Sitting down at the dinner table last night, my daughter said “I am grateful for my water, my milk, my spoon, my green stuff, my soup that I am not going to eat, and my bread.” Little did she know that in addition to making my wife and me bust up laughing, she was also rewiring her brain to be a more grateful brain.

Neuroplasticity is your brain’s ability to change itself, and it can happen in just a few weeks. But when I was studying Cognitive Science in college, I was essentially told we are born with all the brain cells we will ever have. I was taught that basically our brains stop changing when we are young and we lose neurons and connections throughout our lives.

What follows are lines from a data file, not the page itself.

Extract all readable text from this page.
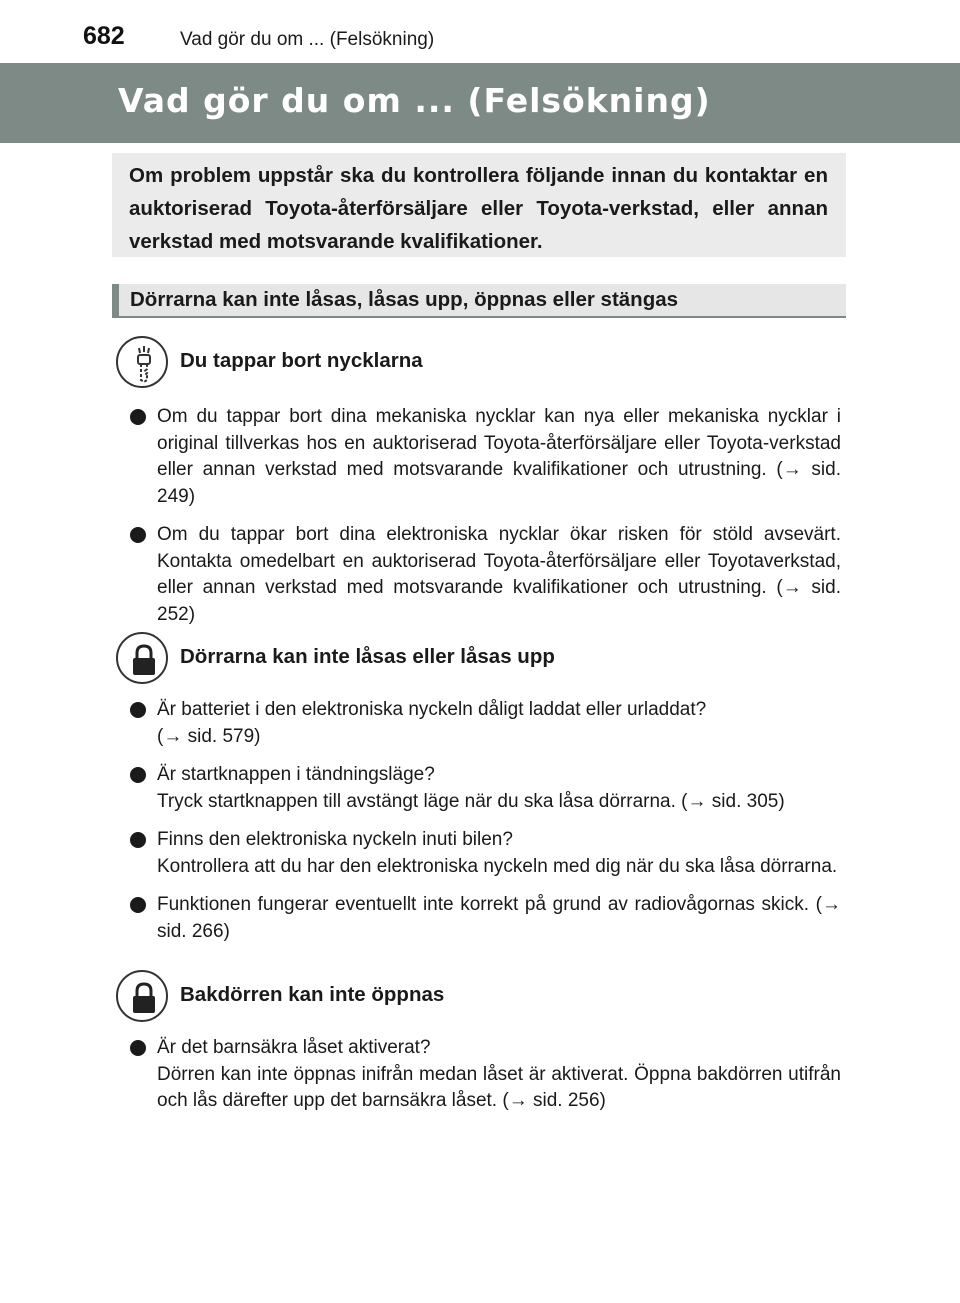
682	Vad gör du om ... (Felsökning)
Vad gör du om ... (Felsökning)
Om problem uppstår ska du kontrollera följande innan du kontaktar en auktoriserad Toyota-återförsäljare eller Toyota-verkstad, eller annan verkstad med motsvarande kvalifikationer.
Dörrarna kan inte låsas, låsas upp, öppnas eller stängas
Du tappar bort nycklarna
Om du tappar bort dina mekaniska nycklar kan nya eller mekaniska nycklar i original tillverkas hos en auktoriserad Toyota-återförsäljare eller Toyota-verkstad eller annan verkstad med motsvarande kvalifikationer och utrustning. (→ sid. 249)
Om du tappar bort dina elektroniska nycklar ökar risken för stöld avsevärt. Kontakta omedelbart en auktoriserad Toyota-återförsäljare eller Toyotaverkstad, eller annan verkstad med motsvarande kvalifikationer och utrustning. (→ sid. 252)
Dörrarna kan inte låsas eller låsas upp
Är batteriet i den elektroniska nyckeln dåligt laddat eller urladdat?
(→ sid. 579)
Är startknappen i tändningsläge?
Tryck startknappen till avstängt läge när du ska låsa dörrarna. (→ sid. 305)
Finns den elektroniska nyckeln inuti bilen?
Kontrollera att du har den elektroniska nyckeln med dig när du ska låsa dörrarna.
Funktionen fungerar eventuellt inte korrekt på grund av radiovågornas skick. (→ sid. 266)
Bakdörren kan inte öppnas
Är det barnsäkra låset aktiverat?
Dörren kan inte öppnas inifrån medan låset är aktiverat. Öppna bakdörren utifrån och lås därefter upp det barnsäkra låset. (→ sid. 256)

The news from neuroscientists is much better these days. We have learned that brains change throughout our lifetimes. We add neurons and connections with everything we do intensely and repeatedly enough. Many scientific studies have shown observable brain changes in a matter of weeks.  Several studies found changes after 12, 8, or 4 weeks, and a study by Rüdiger Ilg and others found an increase of neurons after 15 minutes of practice for 2 weeks! The way neuroscientists often put this is “the neurons that fire together, wire together.”

For your brain to physically change, you need to do something:
·         Intensely—focused concentration is required
·         Repeatedly—every day is great
·         Rewardingly—you need to feel positive effects
If you focus repeatedly on something that matters to you and feels good, your brain will rewire itself to do that more effortlessly in the future.

Feeling and expressing gratitude is one of the easiest ways to become happier. In his book Thanks!: How the NewScience of Gratitude Can Make You Happier, Dr. Robert A. Emmons describes how study participants felt 25% happier after 10 weeks of regularly expressing gratitude.

My suggestion is to turn Thanksgiving Day into Thanksgiving month.